Let A be a subgroup of R* (the reals closed under multiplication). Let H = {g in GL(n,R) : det g in A} Prove that H is a subgroup of GL(n,R).

Well my problem here was just proving an inverse exists. I'm just wondering if it has an easy answer.

Claim: For every g in GL(n,R), there exists a g^{-1} in GL(n,R).

Proof:

Suppose a g and g^{-1} in GL(n,R)

det(g)det(g^{-1})=det(gg^{-1})=det(I)=1 which is a nonzero determinant. In addition to that, the multiplication of reals produces a real numbers. So it is closed under R*.

Is this correct, or is there more?

 

[aPhilosopher]

you can take it as a given that g^{-1} \in GL(n, \textbf{R}) by virtue of the fact that it's a group.

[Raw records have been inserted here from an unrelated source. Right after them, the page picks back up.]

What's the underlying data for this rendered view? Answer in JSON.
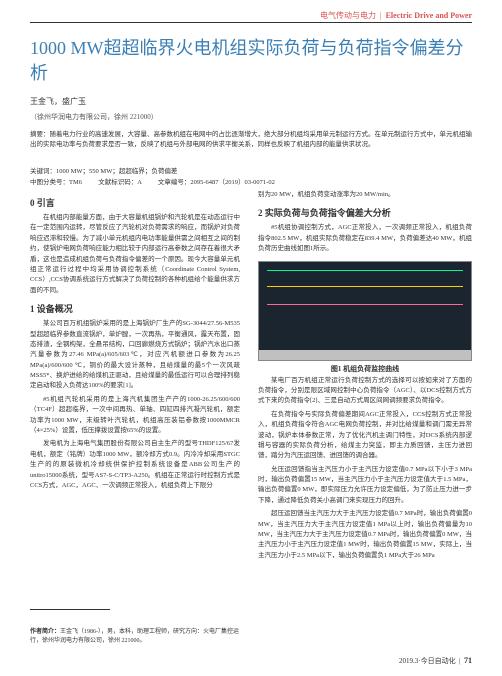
{
  "header": {
    "category_cn": "电气传动与电力",
    "category_en": "Electric Drive and Power"
  },
  "title": "1000 MW超超临界火电机组实际负荷与负荷指令偏差分析",
  "authors": "王金飞，盛广玉",
  "affiliation": "（徐州华润电力有限公司，徐州 221000）",
  "abstract_label": "摘要：",
  "abstract_text": "随着电力行业的高速发展，大容量、高参数机组在电网中的占比逐渐增大，绝大部分机组均采用单元制运行方式。在单元制运行方式中，单元机组输出的实际电功率与负荷要求是否一致，反映了机组与外部电网的供求平衡关系，同样也反映了机组内部的能量供求状况。",
  "keywords_label": "关键词：",
  "keywords_text": "1000 MW；550 MW；超超临界；负荷偏差",
  "classcodes": {
    "cn_label": "中图分类号：",
    "cn_value": "TM6",
    "doc_label": "文献标识码：",
    "doc_value": "A",
    "article_label": "文章编号：",
    "article_value": "2095-6487（2019）03-0071-02"
  },
  "right_intro": "别为20 MW，机组负荷变动涨率为20 MW/min。",
  "sections": {
    "s0": {
      "heading": "0 引言",
      "p1": "在机组内部能量方面，由于大容量机组锅炉和汽轮机是在动态运行中在一定范围内运转，尽管反应了汽轮机对负荷需求的响应，而锅炉对负荷响应迟滞和较慢。为了减小单元机组内电功率能量供需之间相互之间的制约，使锅炉电网负荷响应能力相比较于内部运行高参数之间存在着很大矛盾，这也是造成机组负荷与负荷指令偏差的一个原因。现今大容量单元机组正常运行过程中均采用协调控制系统（Coordinate Control System, CCS）,CCS协调系统运行方式解决了负荷控制的各种机组给个能量供求方面的不同。"
    },
    "s1": {
      "heading": "1 设备概况",
      "p1": "某公司百万机组锅炉采用的是上海锅炉厂生产的SG-3044/27.56-M535型超超临界参数直流锅炉，单炉膛，一次再热，平衡通风，露天布置，固态排渣，全钢构架，全悬吊结构，口回廊燃烧方式锅炉；锅炉汽水出口蒸汽量参数为27.46 MPa(a)/605/603℃，对应汽机额进口参数为26.25 MPa(a)/600/600  ℃，铜价的最大设计蒸种，且给煤量的最5个一次风疏MSS5*、换炉进给的给煤机正驱动，且给煤量的最低运行可以合理排列稳定启动和投入负荷达100%的要求[1]。",
      "p2": "#5机组汽轮机采用的是上海汽机集团生产产的1000-26.25/600/600（TC4F）超超临界，一次中间再热、单轴、四缸四排汽凝汽轮机，额定功率为1000 MW，末级转叶汽轮机，机组高压装铝参数按1000MMCR（4×25%）设置，低压撑拨设置按65%的设置。",
      "p3": "发电机为上海电气集团股份有限公司自主生产的型号THDF125/67发电机，额定（铭牌）功率1000 MW，额冷却方式0.9。内冷冷却采用STGC生产的的原装微机冷却统供保护控制系统设备是ABB公司生产的unitro15000系统，型号AS7-S-C/TP3-A250。机组在正常运行时控制方式是CCS方式，AGC，AGC、一次调频正常投入，机组负荷上下限分",
      "footnote_label": "作者简介：",
      "footnote_text": "王金飞（1986-），男，本科，助理工程师，研究方向：火电厂集控运行，徐州华润电力有限公司，徐州 221000。"
    },
    "s2": {
      "heading": "2 实际负荷与负荷指令偏差大分析",
      "p1": "#5机组协调控制方式，AGC正常投入，一次调频正常投入，机组负荷指令802.5 MW，机组实际负荷稳定在839.4 MW，负荷偏差达40 MW，机组负荷历史曲线如图1所示。",
      "fig_caption": "图1 机组负荷监控曲线",
      "p2": "某电厂百万机组正常运行负荷控制方式的选择可以按如来对了方面的负荷指令，分别是限区域网控制中心负荷指令（AGC）、以DCS控制方式方式下来的负荷指令[2]、三是自动方式周区间网调频要求负荷指令。",
      "p3": "在负荷指令与实际负荷偏差期间AGC正常投入，CCS控制方式正常投入，机组负荷指令符合AGC电网负荷控制，并对比给煤量和调门需无异常波动，锅炉本体参数正常，为了优化汽机主调门特性，对DCS系统内部逻辑与容器的实际负荷分析，给煤主力突监，即主力质回馈，主压力进回馈，踏分为汽压运回馈、进回馈的调合器。",
      "p4": "允压运回馈指当主汽压力小于主汽压力设定值0.7 MPa以下小于3 MPa时，输出负荷偏置15 MW，当主汽压力小于主汽压力设定值大于1.5  MPa，输出负荷偏置0  MW，即实际压力允许压力设定偏低，为了防止压力进一步下降，通过降低负荷关小高调门来实现压力的回升。",
      "p5": "超压运回馈当主汽压力大于主汽压力设定值0.7 MPa时，输出负荷偏置0 MW，当主汽压力大于主汽压力设定值1 MPa以上时，输出负荷偏量为10 MW，当主汽压力大于主汽压力设定值0.7 MPa时，输出负荷偏置0 MW，当主汽压力小于主汽压力设定值1 MW时，输出负荷偏置15 MW，实际上，当主汽压力小于2.5 MPa以下，输出负荷偏置负1 MPa大于26 MPa"
    }
  },
  "footer": {
    "issue": "2019.3·今日自动化",
    "page": "71"
  },
  "colors": {
    "title": "#3b7fb5",
    "header_accent": "#d9534f",
    "body_text": "#333333",
    "fig_bg": "#1a2530",
    "fig_line1": "#00ff88",
    "fig_line2": "#ffcc00",
    "fig_line3": "#ff6699"
  }
}
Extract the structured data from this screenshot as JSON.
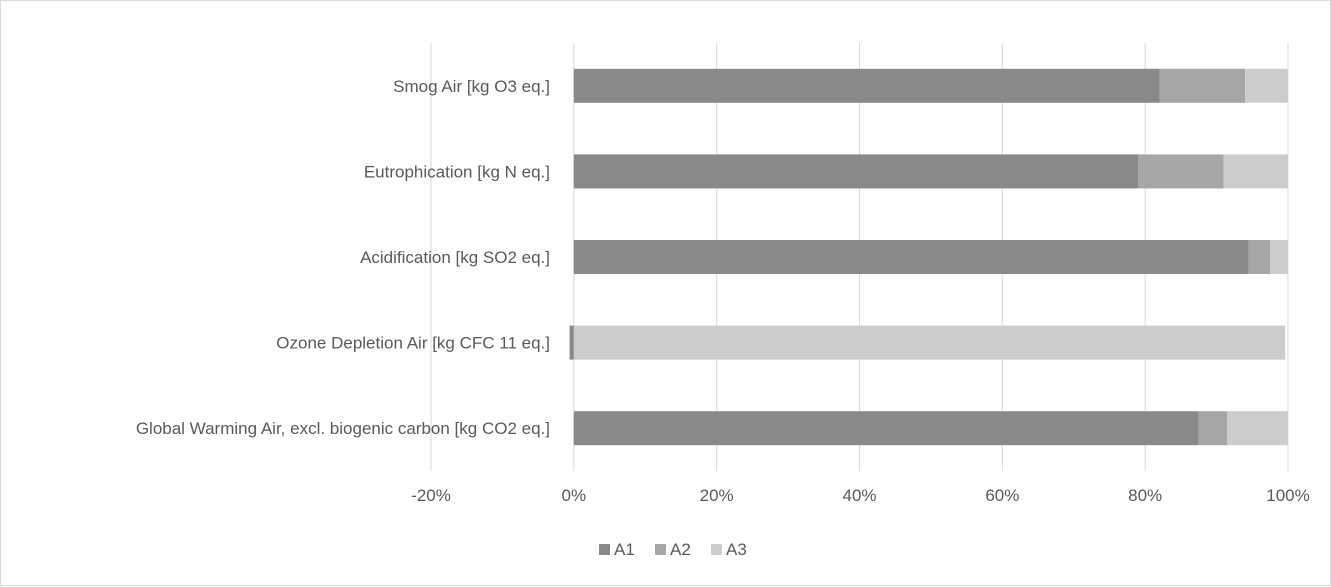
{
  "chart_data": {
    "type": "bar",
    "orientation": "horizontal",
    "stacked": true,
    "categories": [
      "Smog Air [kg O3 eq.]",
      "Eutrophication [kg N eq.]",
      "Acidification [kg SO2 eq.]",
      "Ozone Depletion Air [kg CFC 11 eq.]",
      "Global Warming Air, excl. biogenic carbon [kg CO2 eq.]"
    ],
    "series": [
      {
        "name": "A1",
        "color": "#898989",
        "values": [
          82,
          79,
          94.5,
          -0.6,
          87.5
        ]
      },
      {
        "name": "A2",
        "color": "#a6a6a6",
        "values": [
          12,
          12,
          3,
          0,
          4
        ]
      },
      {
        "name": "A3",
        "color": "#cccccc",
        "values": [
          6,
          9,
          2.5,
          99.6,
          8.5
        ]
      }
    ],
    "xlim": [
      -20,
      100
    ],
    "xticks": [
      -20,
      0,
      20,
      40,
      60,
      80,
      100
    ],
    "tick_labels": [
      "-20%",
      "0%",
      "20%",
      "40%",
      "60%",
      "80%",
      "100%"
    ],
    "title": "",
    "xlabel": "",
    "ylabel": "",
    "grid": "vertical",
    "legend_position": "bottom"
  }
}
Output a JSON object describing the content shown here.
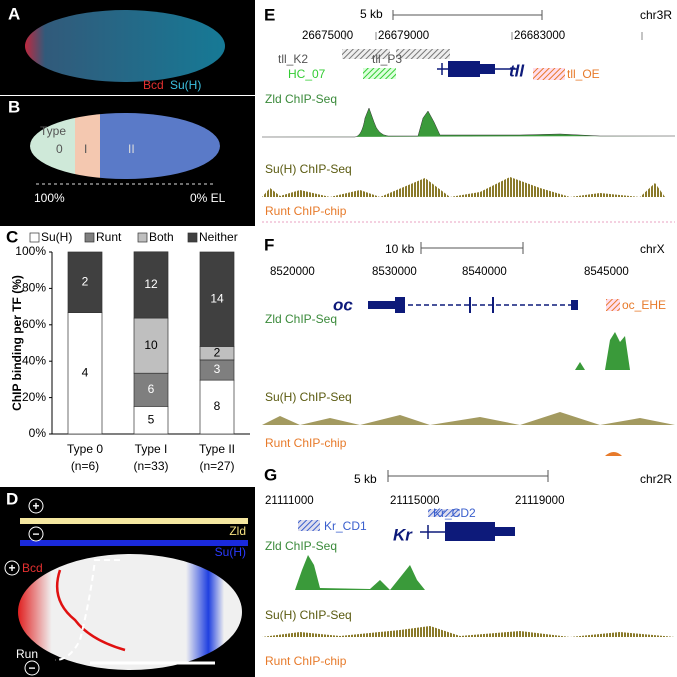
{
  "panel_a": {
    "label": "A",
    "marker_1": "Bcd",
    "marker_2": "Su(H)"
  },
  "panel_b": {
    "label": "B",
    "type_word": "Type",
    "regions": [
      "0",
      "I",
      "II"
    ],
    "axis_start": "100%",
    "axis_end": "0% EL"
  },
  "chart_data": {
    "type": "bar",
    "stacked": true,
    "panel_label": "C",
    "y_label": "ChIP binding per TF (%)",
    "categories": [
      "Type 0",
      "Type I",
      "Type II"
    ],
    "category_counts": [
      "(n=6)",
      "(n=33)",
      "(n=27)"
    ],
    "series": [
      {
        "name": "Su(H)",
        "color": "#ffffff",
        "values": [
          66.7,
          15.2,
          29.6
        ],
        "counts": [
          4,
          5,
          8
        ]
      },
      {
        "name": "Runt",
        "color": "#7f7f7f",
        "values": [
          0,
          18.2,
          11.1
        ],
        "counts": [
          null,
          6,
          3
        ]
      },
      {
        "name": "Both",
        "color": "#bfbfbf",
        "values": [
          0,
          30.3,
          7.4
        ],
        "counts": [
          null,
          10,
          2
        ]
      },
      {
        "name": "Neither",
        "color": "#404040",
        "values": [
          33.3,
          36.4,
          51.9
        ],
        "counts": [
          2,
          12,
          14
        ]
      }
    ],
    "ylim": [
      0,
      100
    ],
    "yticks": [
      {
        "value": 0,
        "label": "0%"
      },
      {
        "value": 20,
        "label": "20%"
      },
      {
        "value": 40,
        "label": "40%"
      },
      {
        "value": 60,
        "label": "60%"
      },
      {
        "value": 80,
        "label": "80%"
      },
      {
        "value": 100,
        "label": "100%"
      }
    ],
    "legend": "top"
  },
  "panel_d": {
    "label": "D",
    "plus": "+",
    "minus": "−",
    "zld": "Zld",
    "suh": "Su(H)",
    "bcd": "Bcd",
    "run": "Run"
  },
  "panel_e": {
    "label": "E",
    "scale": "5 kb",
    "chrom": "chr3R",
    "coords": [
      "26675000",
      "26679000",
      "26683000"
    ],
    "elements": [
      "tll_K2",
      "tll_P3",
      "HC_07",
      "tll_OE"
    ],
    "gene": "tll",
    "tracks": [
      "Zld ChIP-Seq",
      "Su(H) ChIP-Seq",
      "Runt ChIP-chip"
    ]
  },
  "panel_f": {
    "label": "F",
    "scale": "10 kb",
    "chrom": "chrX",
    "coords": [
      "8520000",
      "8530000",
      "8540000",
      "8545000"
    ],
    "elements": [
      "oc_EHE"
    ],
    "gene": "oc",
    "tracks": [
      "Zld ChIP-Seq",
      "Su(H) ChIP-Seq",
      "Runt ChIP-chip"
    ]
  },
  "panel_g": {
    "label": "G",
    "scale": "5 kb",
    "chrom": "chr2R",
    "coords": [
      "21111000",
      "21115000",
      "21119000"
    ],
    "elements": [
      "Kr_CD1",
      "Kr_CD2"
    ],
    "gene": "Kr",
    "tracks": [
      "Zld ChIP-Seq",
      "Su(H) ChIP-Seq",
      "Runt ChIP-chip"
    ]
  }
}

But what you have doesn't address the question at all.

What would the subgroups of R* be?

 

[HallsofIvy]

Let A be a subgroup of R* (the reals closed under multiplication). Let H = {g in GL(n,R) : det g in A} Prove that H is a subgroup of GL(n,R).

Well my problem here was just proving an inverse exists. I'm just wondering if it has an easy answer.

Claim: For every g in GL(n,R), there exists a g^{-1} in GL(n,R).

Proof:

Suppose a g and g^{-1} in GL(n,R)

No, you cannot suppose g^-1 is in GL(n, R) when that is what you want to prove!

det(g)det(g^{-1})=det(gg^{-1})=det(I)=1 which is a nonzero determinant. In addition to that, the multiplication of reals produces a real numbers. So it is closed under R*.

Is this correct, or is there more?

You can say that, since det(g) is a non-zero real number, g has an inverse whose determinant is also non-zero. It is that simple, after you know that det(g) is non-zero.

Now, what part of "Let A be a subgroup of R* (the reals closed under multiplication)" tells you that 0 is not in A?

 

[jambaugh]

No, you cannot suppose g^-1 is in GL(n, R) when that is what you want to prove!

No it must be in GL(n,R) since it is a group and g is in GL(n,R). The issue is proving that the inverse is in H and thus H is also a group (subgroup) which is pretty straightforward since the determinant of products is the product of determinants.

 

[wofsy]

Let A be a subgroup of R* (the reals closed under multiplication). Let H = {g in GL(n,R) : det g in A} Prove that H is a subgroup of GL(n,R).

Well my problem here was just proving an inverse exists. I'm just wondering if it has an easy answer.

Claim: For every g in GL(n,R), there exists a g^{-1} in GL(n,R).

Proof:

Suppose a g and g^{-1} in GL(n,R)

det(g)det(g^{-1})=det(gg^{-1})=det(I)=1 which is a nonzero determinant. In addition to that, the multiplication of reals produces a real numbers. So it is closed under R*.

Is this correct, or is there more?

Your argument confuses me. The inverse must be in H because A is a subgroup of R*.